[Haskell-cafe] a bunch of newbie questions

Brian Hulley brianh at metamilk.com
Fri Aug 4 12:50:25 EDT 2006


Martin Percossi wrote:
> Bulat Ziganshin wrote:
>> this is called ad-hoc polymorphism which is not supported by Haskell.
>> instead Haskell supports parametric polymorphism via type classes.
>
> I think you are wrong here Bulat. In fact, I think
> a) Haskell supports parametric polymorphism, e.g.
> id  :: t -> t
> id x = x
> b) Haskell supports ad-hoc polymorphism via type classes

Sometimes a distinction is made between ad-hoc polymorphism of the kind 
you'd get in C++ with method overloading, and "restricted parametric 
polymorphism" as in "Monad m =>" ie:

1) id :: t -> t -- Unrestricted parametric polymorphism

2) foo :: Monad m => m a -- Restricted parametric polymorphism for (m) and 
unrestricted for (a)

3) bar :: Int -> Int -> String
    bar :: Char -> Bool

    The only way to describe this is ad-hoc polymorphism, and the fact that 
any function is of the form A -> B means regardless of the arity of the 
overloaded functions it can also be supported by typeclasses (*) eg:

        class Bar a b where
            bar :: a -> b

        instance Bar Int (Int -> String) where ...
        instance Bar Char Bool where ...

And a function or value in scope can be making use of unrestricted, 
restricted, and ad-hoc polymorphism at the same time eg:

        zap :: Monad m => Char -> m a
        zap :: Int -> String -> a String

        class Zap a b where
             zap :: a -> b

        instance Monad m => Zap Char (m a) where ...
        instance Zap Int (String -> a String) where ...
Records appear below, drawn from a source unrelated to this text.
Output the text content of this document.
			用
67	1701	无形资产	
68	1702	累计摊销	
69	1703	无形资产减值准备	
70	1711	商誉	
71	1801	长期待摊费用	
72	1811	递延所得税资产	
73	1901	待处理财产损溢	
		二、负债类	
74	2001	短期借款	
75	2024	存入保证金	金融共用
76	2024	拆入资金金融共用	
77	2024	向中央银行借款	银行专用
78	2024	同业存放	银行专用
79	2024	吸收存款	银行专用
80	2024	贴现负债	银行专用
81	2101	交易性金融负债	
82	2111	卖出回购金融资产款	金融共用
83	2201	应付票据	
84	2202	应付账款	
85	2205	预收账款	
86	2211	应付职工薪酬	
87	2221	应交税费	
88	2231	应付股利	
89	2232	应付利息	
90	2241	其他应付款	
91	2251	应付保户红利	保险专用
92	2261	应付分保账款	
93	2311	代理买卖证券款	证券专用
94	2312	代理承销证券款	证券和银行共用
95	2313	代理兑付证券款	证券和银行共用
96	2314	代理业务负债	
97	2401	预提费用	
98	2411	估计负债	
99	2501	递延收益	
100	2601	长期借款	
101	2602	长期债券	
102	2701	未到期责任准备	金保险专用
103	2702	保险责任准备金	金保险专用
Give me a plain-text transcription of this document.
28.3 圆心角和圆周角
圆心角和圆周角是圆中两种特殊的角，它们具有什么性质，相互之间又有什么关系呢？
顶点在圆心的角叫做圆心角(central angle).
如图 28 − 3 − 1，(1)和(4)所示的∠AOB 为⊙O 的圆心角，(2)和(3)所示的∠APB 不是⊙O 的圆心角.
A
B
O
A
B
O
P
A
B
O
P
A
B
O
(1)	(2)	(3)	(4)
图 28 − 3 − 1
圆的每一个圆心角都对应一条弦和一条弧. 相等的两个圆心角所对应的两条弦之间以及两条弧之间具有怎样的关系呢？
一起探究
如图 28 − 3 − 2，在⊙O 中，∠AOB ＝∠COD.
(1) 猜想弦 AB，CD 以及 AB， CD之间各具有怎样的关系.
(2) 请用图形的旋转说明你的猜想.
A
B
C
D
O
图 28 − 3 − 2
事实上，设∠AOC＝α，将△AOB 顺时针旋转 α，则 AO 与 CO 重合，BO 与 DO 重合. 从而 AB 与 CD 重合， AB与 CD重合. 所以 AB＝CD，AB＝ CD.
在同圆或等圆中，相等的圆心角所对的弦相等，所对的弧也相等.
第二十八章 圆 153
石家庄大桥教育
(*) But there's one exception: you can't use typeclasses to resolve 
overloadings between values and functions because non-function values don't 
have a type of the form A -> B:

        cool :: Int
        cool :: Char -> String

        class Cool -- Ooops! fundamental problem encountered ;-)

Regards, Brian.

-- 
Logic empowers us and Love gives us purpose.
Yet still phantoms restless for eras long past,
congealed in the present in unthought forms,
strive mightily unseen to destroy us.